For overseas readers, the geographic mix is the part worth circling. CYBERDYNE says 66% of revenue came from outside Japan, against 34% at home. EMEA was the weakest region, with revenue dropping 44% to ¥522mn from ¥939mn. APAC slipped 4% to ¥540mn, the Americas 5% to ¥1.48bn, while domestic revenue was broadly flat at ¥1.30bn. This was not a small domestic wobble dressed up as a global story. Two-thirds of sales were overseas, and Europe was a meaningful part of the setback.

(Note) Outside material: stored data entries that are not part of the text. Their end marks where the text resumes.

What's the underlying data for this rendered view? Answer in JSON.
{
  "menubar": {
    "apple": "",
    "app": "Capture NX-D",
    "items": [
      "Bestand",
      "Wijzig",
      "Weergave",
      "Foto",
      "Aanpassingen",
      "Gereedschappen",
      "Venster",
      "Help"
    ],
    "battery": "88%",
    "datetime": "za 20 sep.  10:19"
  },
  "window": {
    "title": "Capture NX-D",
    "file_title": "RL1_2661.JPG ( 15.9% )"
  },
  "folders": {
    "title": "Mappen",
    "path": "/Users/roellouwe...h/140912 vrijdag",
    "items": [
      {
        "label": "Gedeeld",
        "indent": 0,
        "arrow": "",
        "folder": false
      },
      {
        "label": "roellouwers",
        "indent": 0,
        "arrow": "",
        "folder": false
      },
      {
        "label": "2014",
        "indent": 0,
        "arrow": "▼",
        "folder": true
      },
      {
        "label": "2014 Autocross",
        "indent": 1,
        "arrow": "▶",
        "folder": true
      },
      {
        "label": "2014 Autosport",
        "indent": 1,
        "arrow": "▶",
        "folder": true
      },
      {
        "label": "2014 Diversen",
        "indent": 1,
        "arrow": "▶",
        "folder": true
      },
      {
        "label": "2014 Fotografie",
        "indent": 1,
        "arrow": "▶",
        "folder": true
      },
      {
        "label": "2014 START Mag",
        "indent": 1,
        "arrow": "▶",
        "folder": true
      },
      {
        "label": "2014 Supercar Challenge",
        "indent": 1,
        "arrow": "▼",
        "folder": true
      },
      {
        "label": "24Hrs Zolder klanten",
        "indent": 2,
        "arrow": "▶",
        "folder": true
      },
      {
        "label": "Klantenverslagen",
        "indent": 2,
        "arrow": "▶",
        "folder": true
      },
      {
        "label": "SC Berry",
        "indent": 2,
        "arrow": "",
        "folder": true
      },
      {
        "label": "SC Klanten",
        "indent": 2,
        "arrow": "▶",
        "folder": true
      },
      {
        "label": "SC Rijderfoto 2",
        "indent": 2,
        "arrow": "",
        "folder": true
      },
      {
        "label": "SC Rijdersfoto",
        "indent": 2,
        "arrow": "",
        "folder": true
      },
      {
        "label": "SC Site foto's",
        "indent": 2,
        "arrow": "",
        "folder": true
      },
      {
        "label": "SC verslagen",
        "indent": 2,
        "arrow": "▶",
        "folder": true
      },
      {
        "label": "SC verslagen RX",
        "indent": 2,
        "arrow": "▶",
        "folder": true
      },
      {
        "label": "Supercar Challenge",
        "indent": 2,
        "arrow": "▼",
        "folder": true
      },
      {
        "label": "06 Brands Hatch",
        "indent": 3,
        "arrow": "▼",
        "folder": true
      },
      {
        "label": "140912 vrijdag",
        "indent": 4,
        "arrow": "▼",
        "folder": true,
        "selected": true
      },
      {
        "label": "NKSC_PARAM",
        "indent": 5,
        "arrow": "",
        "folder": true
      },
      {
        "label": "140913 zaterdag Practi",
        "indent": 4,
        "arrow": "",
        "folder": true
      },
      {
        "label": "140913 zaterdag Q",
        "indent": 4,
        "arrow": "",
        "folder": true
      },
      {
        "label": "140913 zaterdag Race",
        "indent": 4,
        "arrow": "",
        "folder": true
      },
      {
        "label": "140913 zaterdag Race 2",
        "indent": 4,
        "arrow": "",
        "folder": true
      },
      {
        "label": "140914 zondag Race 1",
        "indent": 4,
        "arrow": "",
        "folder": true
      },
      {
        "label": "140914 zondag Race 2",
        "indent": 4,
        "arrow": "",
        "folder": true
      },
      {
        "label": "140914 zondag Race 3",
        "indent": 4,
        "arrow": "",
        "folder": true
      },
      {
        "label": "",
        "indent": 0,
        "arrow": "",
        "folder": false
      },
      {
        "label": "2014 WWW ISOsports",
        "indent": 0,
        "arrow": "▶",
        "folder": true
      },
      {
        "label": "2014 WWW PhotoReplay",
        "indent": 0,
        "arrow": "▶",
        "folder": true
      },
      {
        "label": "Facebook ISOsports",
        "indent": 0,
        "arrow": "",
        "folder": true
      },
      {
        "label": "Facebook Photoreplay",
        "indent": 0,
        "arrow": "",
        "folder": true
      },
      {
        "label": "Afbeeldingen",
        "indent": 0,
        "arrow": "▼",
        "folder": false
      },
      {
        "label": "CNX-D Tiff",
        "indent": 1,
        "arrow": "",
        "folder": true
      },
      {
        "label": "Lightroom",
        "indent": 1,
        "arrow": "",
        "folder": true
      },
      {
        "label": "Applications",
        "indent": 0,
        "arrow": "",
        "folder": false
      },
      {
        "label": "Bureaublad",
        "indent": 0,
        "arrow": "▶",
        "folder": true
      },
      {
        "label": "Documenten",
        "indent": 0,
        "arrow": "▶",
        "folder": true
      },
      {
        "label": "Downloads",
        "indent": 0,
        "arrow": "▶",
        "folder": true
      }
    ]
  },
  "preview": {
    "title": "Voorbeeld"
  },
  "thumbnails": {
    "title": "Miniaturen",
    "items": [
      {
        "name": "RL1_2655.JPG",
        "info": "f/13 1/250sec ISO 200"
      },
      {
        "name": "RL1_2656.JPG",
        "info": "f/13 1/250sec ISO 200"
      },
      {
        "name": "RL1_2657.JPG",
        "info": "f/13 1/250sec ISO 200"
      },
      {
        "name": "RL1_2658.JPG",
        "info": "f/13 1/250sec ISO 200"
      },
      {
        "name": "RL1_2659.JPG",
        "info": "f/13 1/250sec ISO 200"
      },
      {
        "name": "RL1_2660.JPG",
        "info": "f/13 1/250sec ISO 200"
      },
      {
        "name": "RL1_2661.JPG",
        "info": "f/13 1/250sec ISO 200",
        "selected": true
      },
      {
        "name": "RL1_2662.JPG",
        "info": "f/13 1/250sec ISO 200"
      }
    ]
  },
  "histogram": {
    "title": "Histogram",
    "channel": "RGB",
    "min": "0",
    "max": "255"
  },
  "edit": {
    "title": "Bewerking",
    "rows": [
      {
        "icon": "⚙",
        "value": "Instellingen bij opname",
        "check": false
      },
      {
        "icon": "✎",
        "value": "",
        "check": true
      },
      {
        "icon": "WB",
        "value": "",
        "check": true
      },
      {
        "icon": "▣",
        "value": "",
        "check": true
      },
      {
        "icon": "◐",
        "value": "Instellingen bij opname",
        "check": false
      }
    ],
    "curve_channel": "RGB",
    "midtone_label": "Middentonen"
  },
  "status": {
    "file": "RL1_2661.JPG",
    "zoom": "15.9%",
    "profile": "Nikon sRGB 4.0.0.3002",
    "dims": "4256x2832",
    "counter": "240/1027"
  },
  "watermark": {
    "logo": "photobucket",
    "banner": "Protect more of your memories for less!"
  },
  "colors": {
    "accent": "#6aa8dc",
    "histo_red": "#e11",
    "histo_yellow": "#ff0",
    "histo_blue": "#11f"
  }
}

The presentation also ranges across HAL-related therapy, AI-linked systems and overseas development, but the cleanest business signal is simpler. The profitable rental base held up better than the consolidated number, while the weaker regions and smaller revenue lines did not. That makes the next test fairly obvious: whether CYBERDYNE can stabilise its overseas revenue, especially in EMEA, without leaning solely on a steady rental business to do the heavy lifting.

One caveat belongs near the top, not in the footnotes. The source extract in this packet is much clearer on the financial tables than on the detailed bridge from operating loss to pretax profit, so the disclosure does not support a confident public claim here about every adjustment behind the return to net profit. What it does support is still useful: lower sales, a narrower operating loss, and a business mix that remains decisively international.